Lokasi baru tempat tinggal Abah Anom beserta baris kolot-nya bukan daerah yang baru dibuka. Daerah itu awalnya bernama Sukamulya. Namun Apalagi, tadinya hutan belantara. Abah Anom pindah ke tempat yang telah ada penduduknya dan kampungnya bernama Sukamulya. Abah Anom kemudian menggantinya menjadi Ciptagelar. Namun, menuju daerah ini harus melewati hutan belantara yang belum tersentuh tangan manusia. Sehingga sarana transportasi, Abah Anom beserta rakyatnya membuat jalan yang menghubungkan Ciptagelar dengan daerah lain. Dan perpindahan kampung ini bisa berlangsung terus selama masih ada perintah leluhur untuk pindah ke tempat lain.


Upacara Adat

Masyarakat Adat Ciptagelar memiliki tradisi adat yang dilaksanakan setiap tahunnya. Upacara adat “seren taun” ini berupa rasa syukur atas keberhasilan panen setiap tahunnya. Kehidupan masyarakat Ciptagelarmemang tidak terlepas dari peranan pertanian sebagai tradisi inti yang tidak boleh dirubah dan harus dipegang teguh. Sebagai gambaran musim tanam padi, mereka hanya boleh menanam satu kali dalam satu tahun musim tanam.
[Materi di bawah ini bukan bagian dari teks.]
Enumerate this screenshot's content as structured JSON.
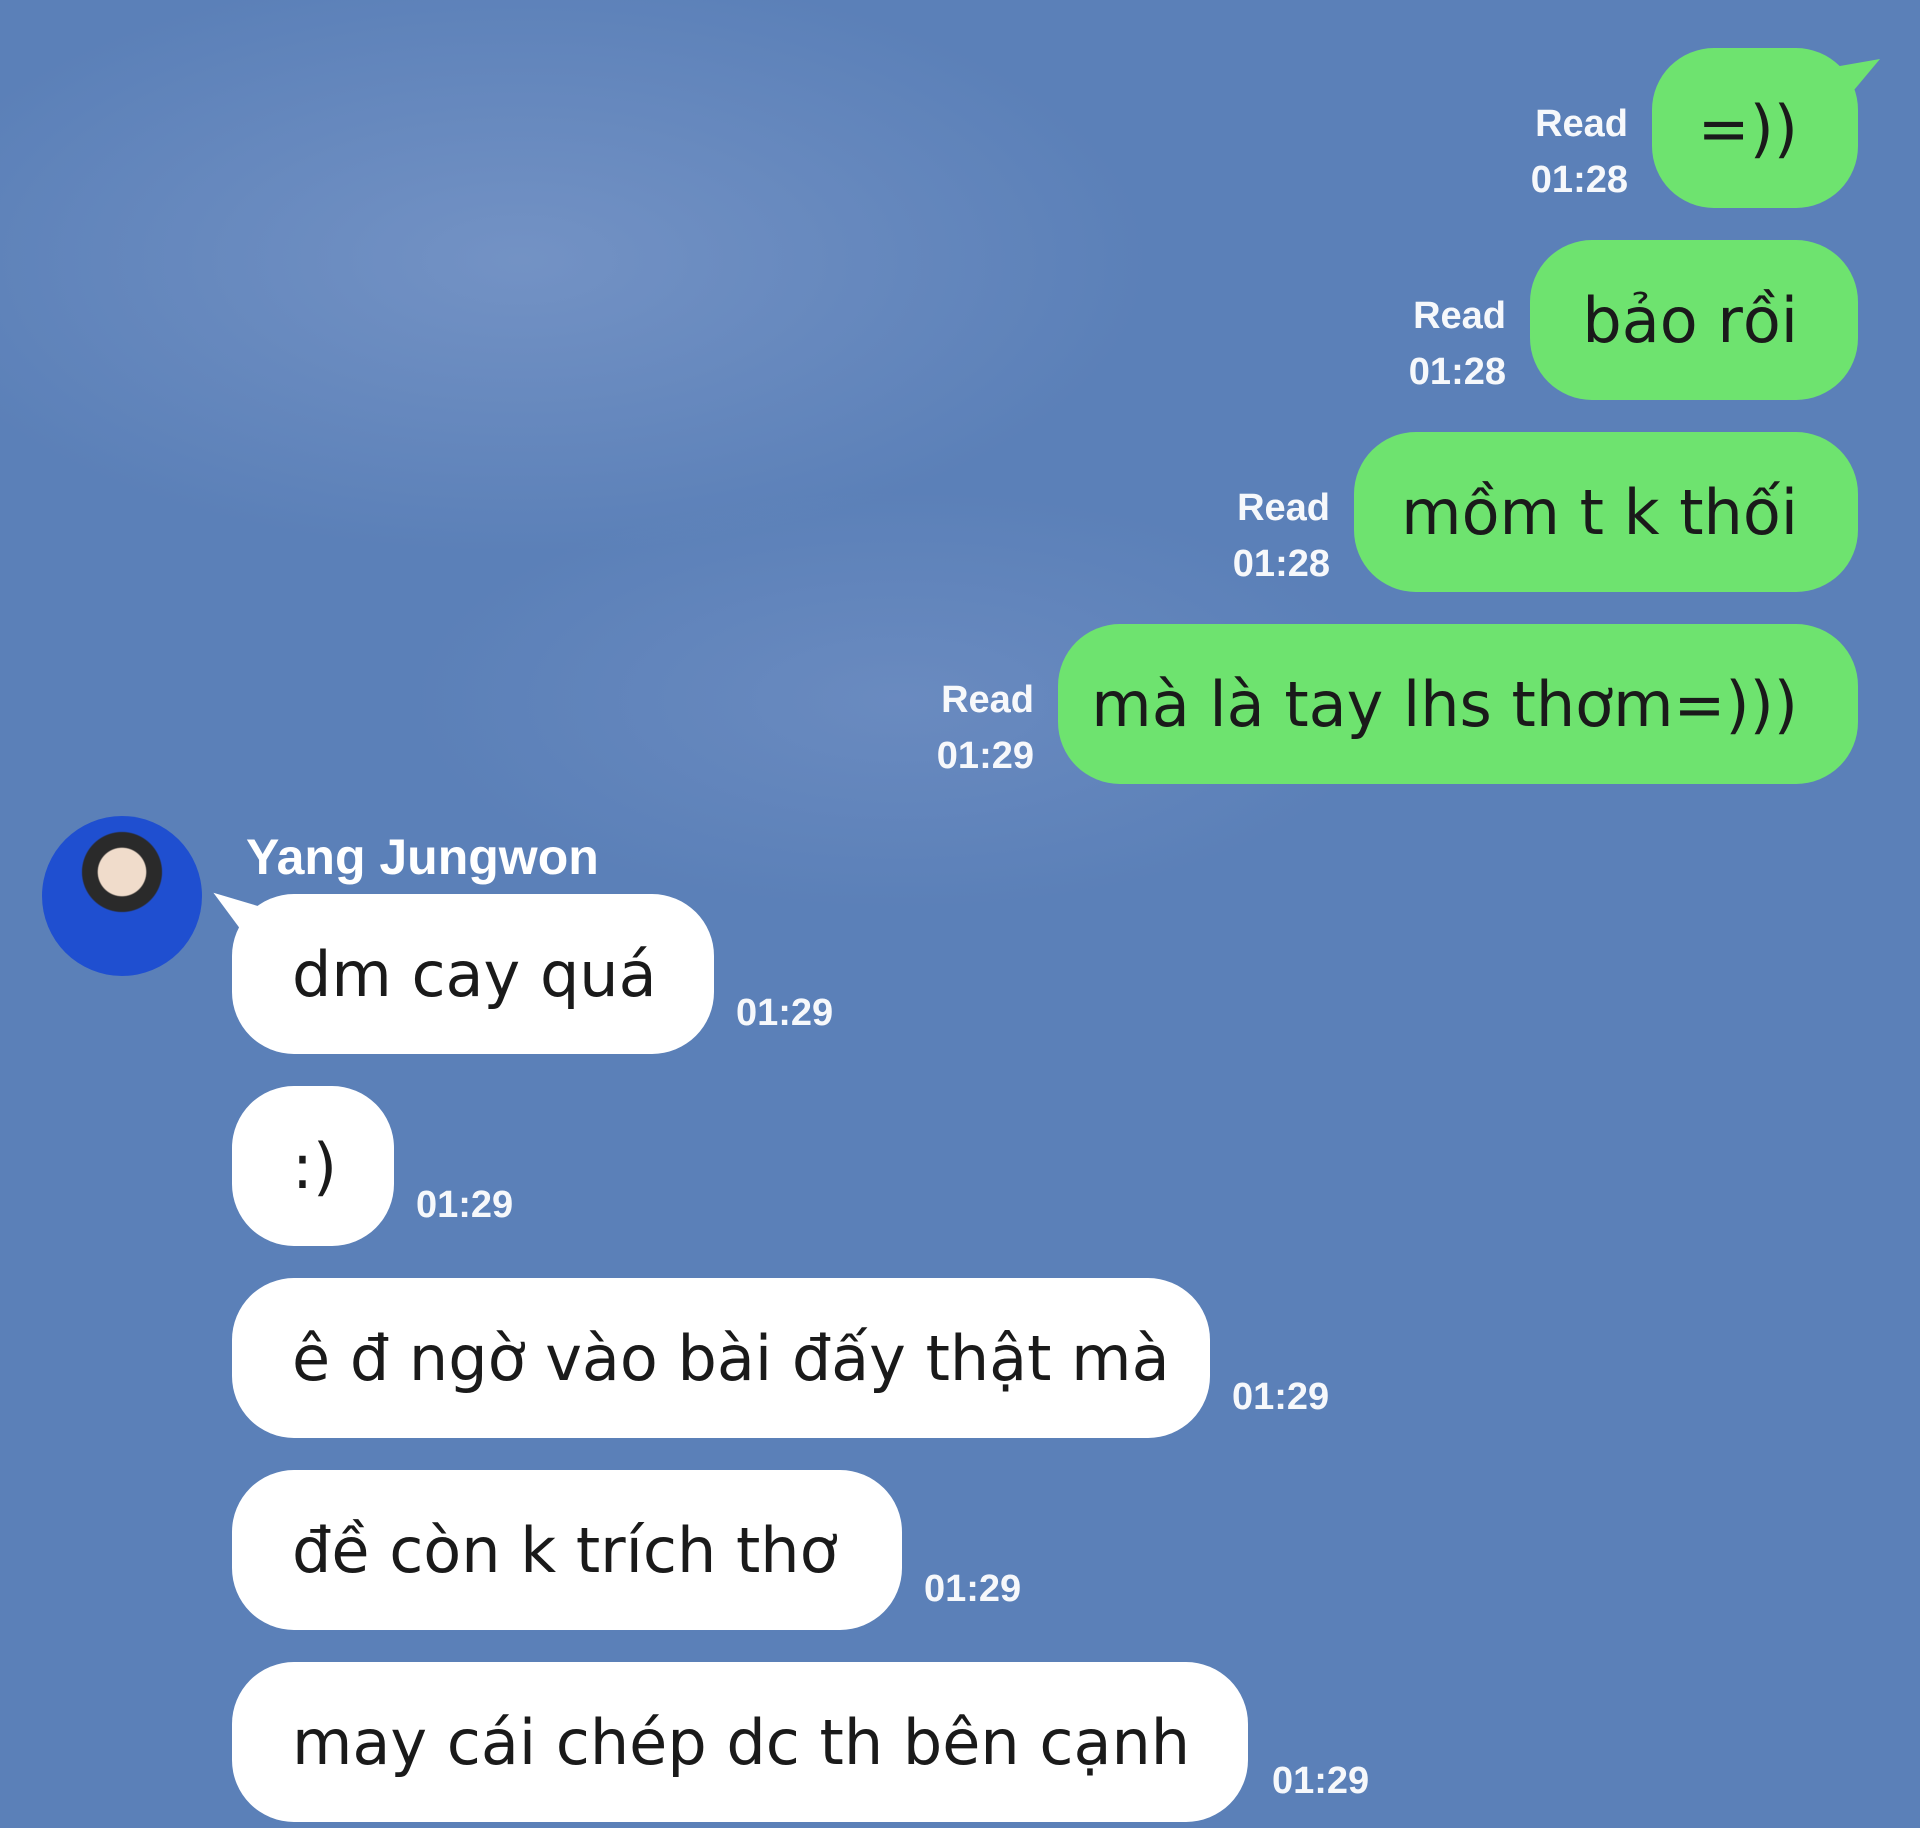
{
  "outgoing_messages": [
    {
      "text": "=))",
      "status": "Read",
      "time": "01:28"
    },
    {
      "text": "bảo rồi",
      "status": "Read",
      "time": "01:28"
    },
    {
      "text": "mồm t k thối",
      "status": "Read",
      "time": "01:28"
    },
    {
      "text": "mà là tay lhs thơm=)))",
      "status": "Read",
      "time": "01:29"
    }
  ],
  "sender": {
    "name": "Yang Jungwon"
  },
  "incoming_messages": [
    {
      "text": "dm cay quá",
      "time": "01:29"
    },
    {
      "text": ":)",
      "time": "01:29"
    },
    {
      "text": "ê đ ngờ vào bài đấy thật mà",
      "time": "01:29"
    },
    {
      "text": "đề còn k trích thơ",
      "time": "01:29"
    },
    {
      "text": "may cái chép dc th bên cạnh",
      "time": "01:29"
    }
  ],
  "colors": {
    "background": "#5b80b8",
    "outgoing_bubble": "#6ee36f",
    "incoming_bubble": "#ffffff"
  }
}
Dalam rangkaian acara seren taun itu, kaum pria kampung adat itu terlihat mengenakan pakaian serba hitam dilengkapi penutup kepala hitam, yang merupakan pakaian adat kasepuhan tersebut. Kaum perempuan adat di daerah itu mengenakan pakaian kebaya dipadu dengan kain panjang.

Beragam pertunjukan kesenian tradisional dipentaskan di lapangan sejak Sabtu sore hingga Minggu dini hari. Beberapa seniman angklung dog-dog lojor berkeliling dari rumah ke rumah sambil memainkan kesenian itu. Selain itu, di sejumlah panggung pertunjukan digelar beragam kesenian tradisional semalam suntuk, mulai dari calung, seni jipeng, jaipong, hingga pertunjukan wayang golek.

Intisari :
Di daerah sukabumi yang bernama ciptagelar yang terletak + 30 km dari Pelabuhan Ratu Sukabumi, atau terletak di dalam kawasan hutan konservasi Taman Nasional Gunung Halimun bagian selatan. kampung Ciptarasa yang berjarak + 14 kilometer masih memiliki adat istiadat yang sangat kental. Yaitu setiap tahunnya dilakukan upacara adat “seren taun” berupa rasa syukur atas keberhasilan panen setiap tahunnya,kaum pria kampung adat itu mengenakan pakaian serba hitam dilengkapi penutup kepala hitam,sedangkan kaum perempuan mengenakan pakain kebaya dipadu dengan kain panjang.beragam pertunjukan kesenian tradisional dipentaskan dilapangan selama semalam suntuk mulai dari calung,seni jipeng , jaipong, hingga pertunjukan wayang golek. Keunikan dari masyarakat Kasepuhan Ciptagelar adalah tradisi perpindahan kampung yang sudah berlangsung lama. Kepastian berpindah lokasi ini cukup unik. Yakni harus berasal dari wangsit yang diterima pimpinannya dari karuhun (leluhur). Selama dipimpin Abah Anom, komunitas adat Banten Kidul telah mengalami perpindahan pusat pemukiman yang semula di Kampung Ciptarasa, ke Ciptagelar.